Pour les femmes victimes de violences conjugales, la séparation ne signifie pas nécessairement la fin du calvaire. Sandrine, 41 ans, partie du domicile conjugal il y a un an, raconte la peur qui perdure et dénonce le harcèlement que lui ferait subir son ancien compagnon.

Le dimanche 10 mai 2020, Sandrine s’en souvient comme si c’était hier. Pour le commun des Français, c’était le dernier jour du premier confinement, celui qui avait commencé au mois de mars. Sandrine, elle, s’en rappelle comme le jour où Alexis (1), son compagnon, lui a ordonné de faire ses valises, de se casser, de quitter définitivement le domicile conjugal, cette belle maison dans l’Oise où ils avaient emménagé en 2014. Une rupture qu’elle a vécu comme un soulagement, elle qui confie qu’elle ne serait « jamais partie » de son propre chef par peur de perdre la garde de leur fils, Fabien (1), né en 2011.

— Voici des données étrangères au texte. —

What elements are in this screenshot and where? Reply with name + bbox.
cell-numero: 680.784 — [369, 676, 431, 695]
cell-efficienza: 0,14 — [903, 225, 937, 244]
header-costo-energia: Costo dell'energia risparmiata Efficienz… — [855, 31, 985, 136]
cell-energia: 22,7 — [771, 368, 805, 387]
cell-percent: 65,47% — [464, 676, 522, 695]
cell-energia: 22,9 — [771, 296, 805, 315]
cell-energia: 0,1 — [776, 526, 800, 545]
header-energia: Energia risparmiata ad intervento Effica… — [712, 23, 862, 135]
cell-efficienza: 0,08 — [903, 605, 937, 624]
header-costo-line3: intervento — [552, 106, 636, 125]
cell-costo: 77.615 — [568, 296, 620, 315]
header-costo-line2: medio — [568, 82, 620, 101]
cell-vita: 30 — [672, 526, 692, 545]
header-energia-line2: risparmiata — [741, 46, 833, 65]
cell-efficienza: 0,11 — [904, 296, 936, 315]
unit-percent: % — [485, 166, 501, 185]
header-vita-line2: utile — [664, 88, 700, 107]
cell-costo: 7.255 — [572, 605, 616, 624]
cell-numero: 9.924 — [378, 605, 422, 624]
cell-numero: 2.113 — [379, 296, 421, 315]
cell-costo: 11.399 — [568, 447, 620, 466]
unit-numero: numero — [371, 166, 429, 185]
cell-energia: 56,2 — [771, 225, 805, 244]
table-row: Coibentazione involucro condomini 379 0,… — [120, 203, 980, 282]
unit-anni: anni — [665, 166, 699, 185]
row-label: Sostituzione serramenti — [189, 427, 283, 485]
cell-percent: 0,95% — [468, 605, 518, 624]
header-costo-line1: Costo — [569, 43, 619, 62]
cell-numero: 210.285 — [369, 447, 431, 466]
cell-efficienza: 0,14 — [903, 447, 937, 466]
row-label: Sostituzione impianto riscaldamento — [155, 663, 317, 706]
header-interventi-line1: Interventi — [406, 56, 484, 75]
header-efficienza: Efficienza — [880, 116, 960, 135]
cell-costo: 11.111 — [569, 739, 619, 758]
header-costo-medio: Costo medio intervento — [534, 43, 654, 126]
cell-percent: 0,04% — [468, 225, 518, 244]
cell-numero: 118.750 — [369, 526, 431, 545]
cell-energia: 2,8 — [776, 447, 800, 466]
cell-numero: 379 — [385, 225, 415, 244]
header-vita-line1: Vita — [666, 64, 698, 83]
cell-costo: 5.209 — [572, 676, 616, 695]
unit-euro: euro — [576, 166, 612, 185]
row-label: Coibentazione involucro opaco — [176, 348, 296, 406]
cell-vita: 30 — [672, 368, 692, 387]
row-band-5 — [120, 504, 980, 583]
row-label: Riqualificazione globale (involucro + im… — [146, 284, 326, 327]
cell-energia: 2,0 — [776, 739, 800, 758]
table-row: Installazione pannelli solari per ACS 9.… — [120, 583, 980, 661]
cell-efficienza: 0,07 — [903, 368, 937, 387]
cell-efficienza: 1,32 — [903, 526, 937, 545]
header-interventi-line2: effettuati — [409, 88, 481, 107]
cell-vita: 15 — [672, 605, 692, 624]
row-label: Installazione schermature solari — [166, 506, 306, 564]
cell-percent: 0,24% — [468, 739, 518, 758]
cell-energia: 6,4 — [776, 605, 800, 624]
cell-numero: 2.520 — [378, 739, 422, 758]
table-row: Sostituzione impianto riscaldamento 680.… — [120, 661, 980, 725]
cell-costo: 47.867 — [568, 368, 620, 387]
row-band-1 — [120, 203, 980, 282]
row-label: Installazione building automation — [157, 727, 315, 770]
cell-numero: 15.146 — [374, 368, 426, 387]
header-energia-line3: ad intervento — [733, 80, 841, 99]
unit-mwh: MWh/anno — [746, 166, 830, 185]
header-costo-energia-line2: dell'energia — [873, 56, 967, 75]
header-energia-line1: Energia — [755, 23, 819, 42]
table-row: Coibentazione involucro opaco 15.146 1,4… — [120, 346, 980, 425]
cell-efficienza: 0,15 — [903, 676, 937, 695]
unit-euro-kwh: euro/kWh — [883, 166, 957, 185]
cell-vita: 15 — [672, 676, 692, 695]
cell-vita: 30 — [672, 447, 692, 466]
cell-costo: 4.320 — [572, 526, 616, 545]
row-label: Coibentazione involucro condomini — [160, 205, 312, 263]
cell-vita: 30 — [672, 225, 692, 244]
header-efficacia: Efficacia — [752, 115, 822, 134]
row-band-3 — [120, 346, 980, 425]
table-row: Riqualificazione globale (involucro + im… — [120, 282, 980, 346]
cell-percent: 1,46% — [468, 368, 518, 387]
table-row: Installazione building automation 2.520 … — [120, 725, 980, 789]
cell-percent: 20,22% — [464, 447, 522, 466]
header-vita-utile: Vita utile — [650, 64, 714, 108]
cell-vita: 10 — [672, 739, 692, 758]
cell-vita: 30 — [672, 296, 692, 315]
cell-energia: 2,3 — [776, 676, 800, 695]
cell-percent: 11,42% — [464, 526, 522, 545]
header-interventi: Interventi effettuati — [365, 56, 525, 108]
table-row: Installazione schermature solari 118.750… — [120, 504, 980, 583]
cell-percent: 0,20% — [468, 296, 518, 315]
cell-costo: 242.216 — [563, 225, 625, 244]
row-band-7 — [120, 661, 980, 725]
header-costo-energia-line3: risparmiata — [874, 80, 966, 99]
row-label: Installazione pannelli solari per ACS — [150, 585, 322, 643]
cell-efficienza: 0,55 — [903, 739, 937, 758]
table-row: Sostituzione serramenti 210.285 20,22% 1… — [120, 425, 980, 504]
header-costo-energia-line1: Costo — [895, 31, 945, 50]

Sandrine et Alexis se sont rencontrés en 2002, dans un bar de Bruay-la-Buissière (Pas-de-Calais). C’est à peu près au moment de sa grossesse que les violences ont commencé, assure Sandrine, aujourd’hui âgée de 41 ans, qui décrit son ancien compagnon comme un buveur forcené, d’autant plus violent qu’il était ivre. Ce furent d’abord des mots durs, du dénigrement, des insultes, « salope », « connasse ». « À force d’entendre qu’on est conne, on finit par y croire », lâche l’intéressée, qui a fait un burn-out en 2019.

De sa voix posée, qu’entrecoupent de temps en temps ces pleurs qu’elle peine à réfréner, Sandrine raconte aussi les viols qu’elle subissait, dit-elle, trois fois par semaine environ à partir de 2018. Et les coups, qui pleuvent surtout quand « Monsieur » a bu. En octobre 2017, Alexis, nu, pourchasse sa compagne partie se réfugier dans la chambre de leur enfant. Là, il lui assène des coups de pied et tente de l’étrangler. Sandrine en est persuadée, il a essayé de la tuer.

Depuis la séparation, Sandrine a refait sa vie. La quadragénaire aux cheveux bruns et aux traits tirés par la fatigue est revenue vivre près de chez ses parents, avec son fils Fabien, dans le petit village de l’Artois où elle a grandi. Elle a trouvé un travail dans une boîte qui fabrique des panneaux de porte. Et pourtant : un an après qu’elle a quitté l’Oise, la mère de famille continue de souffrir des années de violence qu’elle a endurées.

Souvenirs traumatisants

« J’ai peur tout le temps. Ce que je vis est horrible », déplore Sandrine, qui raconte qu’elle fait encore des insomnies et des cauchemars. L’odeur de la cigarette l’effraie, car elle lui rappelle Alexis. Idem pour la musique à fond. Parfois, les souvenirs ressurgissent, violents et traumatisants : « La dernière fois, j’ai essayé de regarder un documentaire sur les attentats du Bataclan. Je n’ai pas pu : je me suis rappelée que ce 13 novembre 2015 [jour des attentats, ndlr.], Alexis m’avait violée sur le canapé du salon. »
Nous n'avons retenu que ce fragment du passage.